Adelantaré mi pesimismo: temo que ese texto, con tal o cual modificación, sea aprobado y se convierta en la Constitución de España. La inercia de los partidos es muy grande; los tópicos tienen singular fuerza, y no se sabe reaccionar a ellos; la pereza humana es muy grande, y el que tiene en sus manos una comisión y redacta un texto tiene siempre las de vencer: el que da primero da dos veces.

Al anteproyecto le sobran innumerables artículos que no tienen ninguna significación política y constitucional, de los cuales no se siguen -ni se pueden seguir- consecuencias. Lejos de ser puro músculo y nervio, está lleno de tejido adiposo, de «relleno» destinado a adormecer a afirmaciones plausibles -o no plausibles- que contentan las manías particulares de este o aquel grupo, destinadas a conseguir que «ceda» en otro punto que interesa a un grupo parlamentario, aunque no interese a España.

Se ha cometido il gran rifiuto, como decía el Dante, la gran renuncia: a la originalidad. España tiene ahora que reconstituirse y organizarse; tiene que conseguir, una nueva articulación política y social de su territorio; tiene que inventar creadoramente una forma de Monarquía que no sea una antigualla ni un mascarón de proa, sino una institución viva, flexible, eficaz, interesante, superior a las pasadas y a las existentes en otros países, que no son enteramente actuales; tiene que definir su manera de actuación en el mundo internacional dentro de las estructuras a las que inexorablemente pertenece (Europa, Hispanoamérica, Occidente). Sobre nada de esto parece haberse reflexionado un cuarto de hora al preparar el anteproyecto, a no ser para obturar las posibilidades abiertas, para sustituir la realidad por cualesquiera ficciones o convenciones.

Voy a intentar examinar, de la manera más concisa posible, los aspectos capitales de la Constitución, aquellos en que nos jugamos particularmente el futuro nacional.
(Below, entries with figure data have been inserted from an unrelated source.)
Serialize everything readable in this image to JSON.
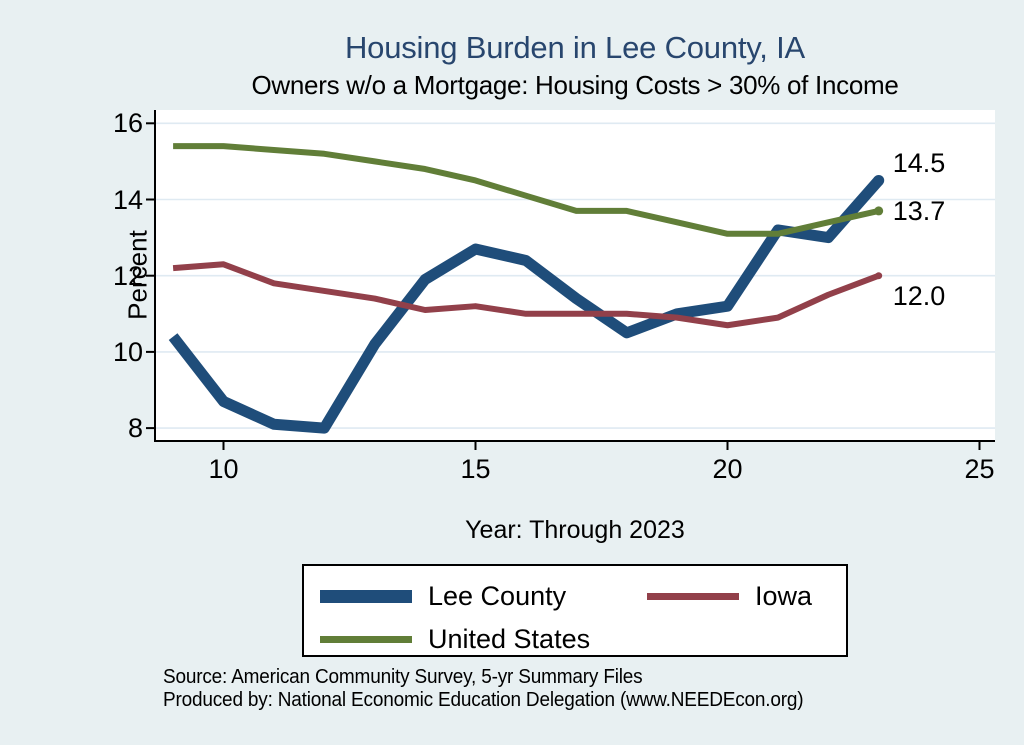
{
  "chart_data": {
    "type": "line",
    "title": "Housing Burden in Lee County, IA",
    "subtitle": "Owners w/o a Mortgage: Housing Costs > 30% of Income",
    "xlabel": "Year: Through 2023",
    "ylabel": "Percent",
    "x_years": [
      2009,
      2010,
      2011,
      2012,
      2013,
      2014,
      2015,
      2016,
      2017,
      2018,
      2019,
      2020,
      2021,
      2022,
      2023
    ],
    "xticks": [
      10,
      15,
      20,
      25
    ],
    "yticks": [
      8,
      10,
      12,
      14,
      16
    ],
    "xlim": [
      8.64,
      25.31
    ],
    "ylim": [
      7.67,
      16.35
    ],
    "grid": "horizontal",
    "legend_position": "bottom",
    "series": [
      {
        "name": "Lee County",
        "color": "#1f4d7a",
        "stroke_width": 11,
        "marker_radius": 5.5,
        "end_label": "14.5",
        "end_label_dy": -17,
        "values": [
          10.4,
          8.7,
          8.1,
          8.0,
          10.2,
          11.9,
          12.7,
          12.4,
          11.4,
          10.5,
          11.0,
          11.2,
          13.2,
          13.0,
          14.5
        ]
      },
      {
        "name": "Iowa",
        "color": "#92404a",
        "stroke_width": 6,
        "marker_radius": 3.5,
        "end_label": "12.0",
        "end_label_dy": 20,
        "values": [
          12.2,
          12.3,
          11.8,
          11.6,
          11.4,
          11.1,
          11.2,
          11.0,
          11.0,
          11.0,
          10.9,
          10.7,
          10.9,
          11.5,
          12.0
        ]
      },
      {
        "name": "United States",
        "color": "#617e38",
        "stroke_width": 6,
        "marker_radius": 4.5,
        "end_label": "13.7",
        "end_label_dy": 0,
        "values": [
          15.4,
          15.4,
          15.3,
          15.2,
          15.0,
          14.8,
          14.5,
          14.1,
          13.7,
          13.7,
          13.4,
          13.1,
          13.1,
          13.4,
          13.7
        ]
      }
    ],
    "colors": {
      "page_background": "#e8f0f2",
      "plot_background": "#ffffff",
      "gridline": "#dfeaf2",
      "axis": "#000000",
      "title": "#28466e"
    }
  },
  "footer": {
    "source_line": "Source: American Community Survey, 5-yr Summary Files",
    "produced_line": "Produced by: National Economic Education Delegation (www.NEEDEcon.org)"
  }
}
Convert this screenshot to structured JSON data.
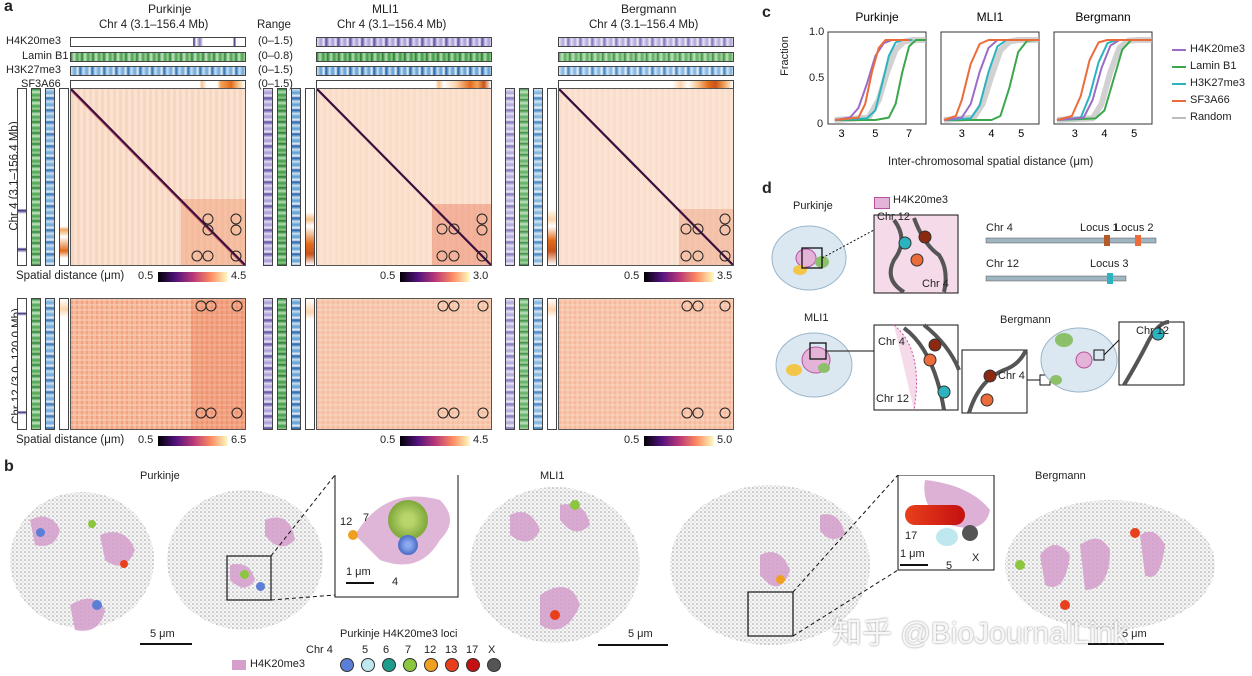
{
  "panel_a": {
    "letter": "a",
    "range_header": "Range",
    "cell_types": [
      "Purkinje",
      "MLI1",
      "Bergmann"
    ],
    "chr4_range": "Chr 4 (3.1–156.4 Mb)",
    "tracks": [
      {
        "name": "H4K20me3",
        "range": "(0–1.5)",
        "color": "#4a3a8c"
      },
      {
        "name": "Lamin B1",
        "range": "(0–0.8)",
        "color": "#2e8b3a"
      },
      {
        "name": "H3K27me3",
        "range": "(0–1.5)",
        "color": "#1f6fb4"
      },
      {
        "name": "SF3A66",
        "range": "(0–1.5)",
        "color": "#e36a1a"
      }
    ],
    "row_labels": [
      "Chr 4 (3.1–156.4 Mb)",
      "Chr 12 (3.0–120.0 Mb)"
    ],
    "colorbar_label": "Spatial distance (μm)",
    "colorbars_chr4": [
      {
        "min": "0.5",
        "max": "4.5"
      },
      {
        "min": "0.5",
        "max": "3.0"
      },
      {
        "min": "0.5",
        "max": "3.5"
      }
    ],
    "colorbars_chr12": [
      {
        "min": "0.5",
        "max": "6.5"
      },
      {
        "min": "0.5",
        "max": "4.5"
      },
      {
        "min": "0.5",
        "max": "5.0"
      }
    ]
  },
  "panel_b": {
    "letter": "b",
    "titles": [
      "Purkinje",
      "MLI1",
      "Bergmann"
    ],
    "inset1_labels": [
      "7",
      "12",
      "4"
    ],
    "inset2_labels": [
      "17",
      "5",
      "X"
    ],
    "scale_labels": [
      "5 μm",
      "1 μm",
      "5 μm",
      "1 μm",
      "5 μm"
    ],
    "legend_h4": "H4K20me3",
    "loci_title": "Purkinje H4K20me3 loci",
    "chr_prefix": "Chr 4",
    "chr_list": [
      "5",
      "6",
      "7",
      "12",
      "13",
      "17",
      "X"
    ],
    "chr_colors": [
      "#5b7fd6",
      "#bfe7f0",
      "#1f9c8c",
      "#8cc63f",
      "#f0a020",
      "#e8401c",
      "#c41010",
      "#555555"
    ],
    "watermark": "知乎 @BioJournalLink"
  },
  "panel_c": {
    "letter": "c",
    "ylabel": "Fraction",
    "xlabel": "Inter-chromosomal spatial distance (μm)",
    "yticks": [
      "0",
      "0.5",
      "1.0"
    ],
    "titles": [
      "Purkinje",
      "MLI1",
      "Bergmann"
    ],
    "legend": [
      {
        "name": "H4K20me3",
        "color": "#9b6cc6"
      },
      {
        "name": "Lamin B1",
        "color": "#3aa84a"
      },
      {
        "name": "H3K27me3",
        "color": "#2bb3c0"
      },
      {
        "name": "SF3A66",
        "color": "#ec6b3a"
      },
      {
        "name": "Random",
        "color": "#bdbdbd"
      }
    ]
  },
  "chart_data": [
    {
      "type": "line",
      "title": "Purkinje",
      "xlabel": "Inter-chromosomal spatial distance (μm)",
      "ylabel": "Fraction",
      "xticks": [
        3,
        5,
        7
      ],
      "xlim": [
        2.2,
        8.0
      ],
      "ylim": [
        0,
        1.0
      ],
      "series": [
        {
          "name": "H4K20me3",
          "x": [
            2.6,
            3.5,
            4.0,
            4.5,
            5.0,
            5.5,
            6.0,
            7.0
          ],
          "y": [
            0,
            0.03,
            0.15,
            0.45,
            0.8,
            0.96,
            1.0,
            1.0
          ]
        },
        {
          "name": "Lamin B1",
          "x": [
            2.6,
            5.0,
            5.8,
            6.2,
            6.6,
            7.0,
            7.4,
            8.0
          ],
          "y": [
            0,
            0,
            0.03,
            0.2,
            0.6,
            0.92,
            1.0,
            1.0
          ]
        },
        {
          "name": "H3K27me3",
          "x": [
            2.6,
            4.5,
            5.0,
            5.4,
            5.8,
            6.2,
            6.6,
            7.2
          ],
          "y": [
            0,
            0.02,
            0.12,
            0.45,
            0.8,
            0.97,
            1.0,
            1.0
          ]
        },
        {
          "name": "SF3A66",
          "x": [
            2.6,
            4.0,
            4.4,
            4.8,
            5.2,
            5.6,
            6.0,
            7.0
          ],
          "y": [
            0,
            0.03,
            0.2,
            0.6,
            0.9,
            1.0,
            1.0,
            1.0
          ]
        },
        {
          "name": "Random",
          "x": [
            2.6,
            4.6,
            5.2,
            5.7,
            6.2,
            6.7,
            7.2,
            8.0
          ],
          "y": [
            0,
            0.03,
            0.25,
            0.6,
            0.88,
            0.98,
            1.0,
            1.0
          ]
        }
      ]
    },
    {
      "type": "line",
      "title": "MLI1",
      "xlabel": "Inter-chromosomal spatial distance (μm)",
      "ylabel": "Fraction",
      "xticks": [
        3,
        4,
        5
      ],
      "xlim": [
        2.3,
        5.6
      ],
      "ylim": [
        0,
        1.0
      ],
      "series": [
        {
          "name": "H4K20me3",
          "x": [
            2.4,
            3.0,
            3.3,
            3.6,
            3.9,
            4.2,
            4.5,
            5.6
          ],
          "y": [
            0,
            0.03,
            0.2,
            0.6,
            0.9,
            1.0,
            1.0,
            1.0
          ]
        },
        {
          "name": "Lamin B1",
          "x": [
            2.4,
            4.0,
            4.3,
            4.6,
            4.9,
            5.2,
            5.5,
            5.6
          ],
          "y": [
            0,
            0,
            0.05,
            0.4,
            0.85,
            0.99,
            1.0,
            1.0
          ]
        },
        {
          "name": "H3K27me3",
          "x": [
            2.4,
            3.3,
            3.6,
            3.9,
            4.2,
            4.5,
            4.8,
            5.6
          ],
          "y": [
            0,
            0.02,
            0.18,
            0.6,
            0.92,
            1.0,
            1.0,
            1.0
          ]
        },
        {
          "name": "SF3A66",
          "x": [
            2.4,
            2.8,
            3.0,
            3.3,
            3.6,
            3.9,
            4.2,
            5.6
          ],
          "y": [
            0,
            0.05,
            0.25,
            0.7,
            0.95,
            1.0,
            1.0,
            1.0
          ]
        },
        {
          "name": "Random",
          "x": [
            2.4,
            3.4,
            3.7,
            4.0,
            4.3,
            4.6,
            4.9,
            5.6
          ],
          "y": [
            0,
            0.03,
            0.2,
            0.55,
            0.87,
            0.98,
            1.0,
            1.0
          ]
        }
      ]
    },
    {
      "type": "line",
      "title": "Bergmann",
      "xlabel": "Inter-chromosomal spatial distance (μm)",
      "ylabel": "Fraction",
      "xticks": [
        3,
        4,
        5
      ],
      "xlim": [
        2.3,
        5.6
      ],
      "ylim": [
        0,
        1.0
      ],
      "series": [
        {
          "name": "H4K20me3",
          "x": [
            2.4,
            3.3,
            3.6,
            3.9,
            4.2,
            4.5,
            4.8,
            5.6
          ],
          "y": [
            0,
            0.03,
            0.25,
            0.65,
            0.93,
            1.0,
            1.0,
            1.0
          ]
        },
        {
          "name": "Lamin B1",
          "x": [
            2.4,
            3.7,
            4.0,
            4.3,
            4.6,
            4.9,
            5.2,
            5.6
          ],
          "y": [
            0,
            0.02,
            0.12,
            0.5,
            0.88,
            1.0,
            1.0,
            1.0
          ]
        },
        {
          "name": "H3K27me3",
          "x": [
            2.4,
            3.2,
            3.5,
            3.8,
            4.1,
            4.4,
            4.7,
            5.6
          ],
          "y": [
            0,
            0.03,
            0.3,
            0.72,
            0.96,
            1.0,
            1.0,
            1.0
          ]
        },
        {
          "name": "SF3A66",
          "x": [
            2.4,
            2.9,
            3.2,
            3.5,
            3.8,
            4.1,
            4.4,
            5.6
          ],
          "y": [
            0,
            0.05,
            0.3,
            0.75,
            0.97,
            1.0,
            1.0,
            1.0
          ]
        },
        {
          "name": "Random",
          "x": [
            2.4,
            3.6,
            3.9,
            4.2,
            4.5,
            4.8,
            5.1,
            5.6
          ],
          "y": [
            0,
            0.02,
            0.2,
            0.6,
            0.9,
            0.99,
            1.0,
            1.0
          ]
        }
      ]
    }
  ],
  "panel_d": {
    "letter": "d",
    "legend": "H4K20me3",
    "purkinje_label": "Purkinje",
    "mli1_label": "MLI1",
    "bergmann_label": "Bergmann",
    "zoom_labels": [
      "Chr 12",
      "Chr 4",
      "Chr 4",
      "Chr 12",
      "Chr 4",
      "Chr 12"
    ],
    "chr4_line": "Chr 4",
    "chr12_line": "Chr 12",
    "locus1": "Locus 1",
    "locus2": "Locus 2",
    "locus3": "Locus 3"
  }
}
Pero esa fragmentación, inevitable al tratar las diversas cuestiones, no debe hacernos olvidar que no se trata de «enmiendas»; creo sinceramente, y salvo el respeto a las personas que han intervenido en su redacción, que el anteproyecto no tiene enmienda. Si el Congreso tiene instinto de conservación -del país, de la democracia, de su propia función-, deberá rechazar la totalidad y empezar de nuevo. No importa haber perdido seis meses; la vida es siempre «ensayo y error». Lo que importa es perder uno o dos siglos de nuestra historia futura.